Come è possibile osservare con facilità, ogni celebrazione eucaristica produce frutti salvifici per tutta la Chiesa, per tutte le anime del passato e del presente, ma anche per coloro che non fanno parte della Chiesa.
La nostra speranza si fonda sulla fede che la salvezza che discende dall’alto della croce non conosce limiti ed è infinita quanto la misericordia e l’amore di Dio per l’uomo in qualunque situazione si sia trovato a vivere e a morire. La speranza si fonda anche sulla certezza che il giudizio di Dio è ben altro rispetto al giudizio dell’uomo che resta pur sempre fallibile anche di fronte alle evidenze.
I criteri con cui giudichiamo, per quanto rigorosi e logici, non possono pronunciare l’ultima parola che spetta solo a Dio, il solo che conosce tutto e riesce a leggere nel profondo del cuore di ognuno. La stessa pena della scomunica è l’esclusione dalla comunione ecclesiale acquisita mediante il battesimo, ma non è separazione da Cristo né dalla Chiesa in quanto Corpo mistico, in cui si realizza la Comunione dei Santi, ma soltanto dalla Chiesa terrena in quanto corpo giuridico sociale.
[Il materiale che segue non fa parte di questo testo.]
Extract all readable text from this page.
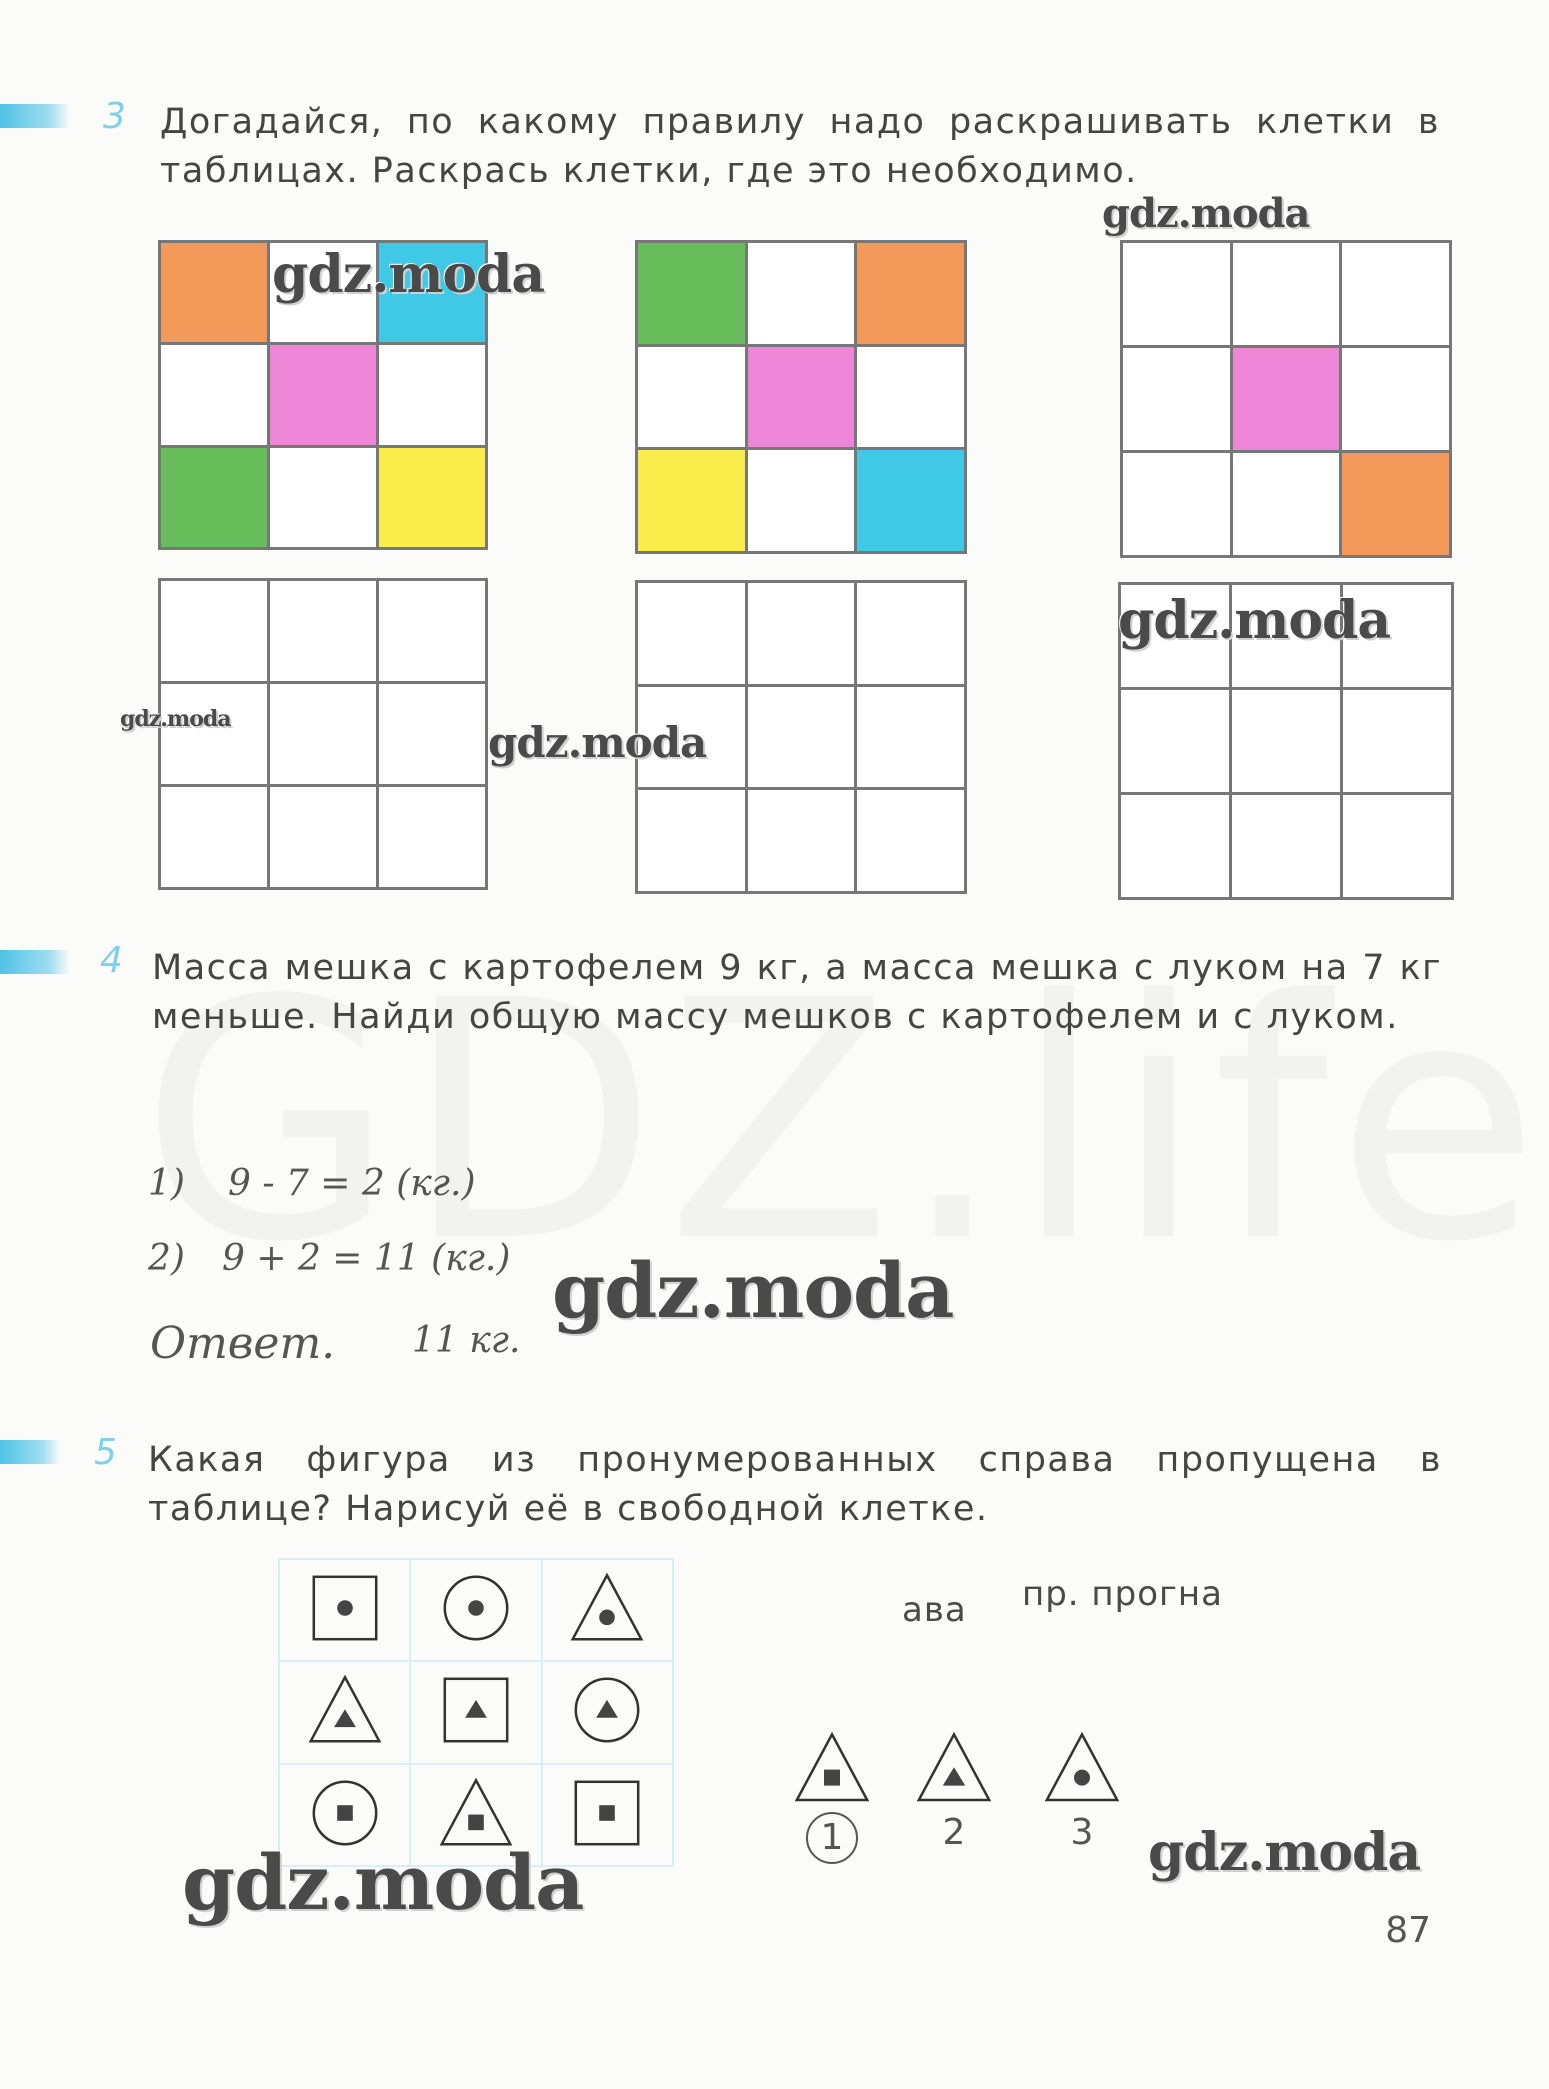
3 Догадайся, по какому правилу надо раскрашивать клетки в таблицах. Раскрась клетки, где это необходимо.
4 Масса мешка с картофелем 9 кг, а масса мешка с луком на 7 кг меньше. Найди общую массу мешков с картофелем и с луком.
1) 9 - 7 = 2 (кг.)
2) 9 + 2 = 11 (кг.)
Ответ. 11 кг.
5 Какая фигура из пронумерованных справа пропущена в таблице? Нарисуй её в свободной клетке.
ава пр. прогна
1	2	3
87
gdz.moda
gdz.moda
gdz.moda	gdz.moda
gdz.moda
gdz.moda
gdz.moda	gdz.moda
Tornando alla domanda del lettore sul rispetto che si deve alle ultime volontà del defunto, morto lontano dalla fede, oppure con un vissuto imperdonabile secondo il giudizio umano, rispondiamo con certezza che per quanto riguarda le cose terrene le ultime volontà di chiunque devono essere sempre rispettate. Per esempio non si può amministrare un sacramento contro la volontà di chi deve riceverlo, come nel caso dell’unzione degli infermi a chi, mentre si trova in stato di incoscienza, quando era nel pieno delle facoltà mentali non lo abbia chiesto almeno implicitamente. Al contrario, pregare per il prossimo è un comandamento che ci viene dal Signore e non ci può essere limitato da nessuno. Nel nostro caso, pregare in suffragio di una persona morta, non significa forzare la volontà di Dio né andare oltre la volontà del defunto che ormai è totalmente nelle mani di Dio dopo che la sua esistenza terrena si è esaurita definitivamente.
Tutti siamo stati raggiunti dalla salvezza, anche quanti neppure hanno conosciuto il Signore o non lo hanno accolto. Soltanto il Signore è il giudice giusto che non guarda alle apparenze. Per questo l’intera Chiesa prega per tutti, anche se inconsapevoli o contrari, credenti o non credenti, giusti o ingiusti, e continuerà a pregare anche quando nessuno se ne ricorderà più di farlo.
Noi non siamo in grado di giudicare e decidere il destino ultraterreno di chiunque, neppure il proprio. Abbiamo solo conosciuto nel suo Figlio la misericordia infinita di Dio e a lei ci appelliamo.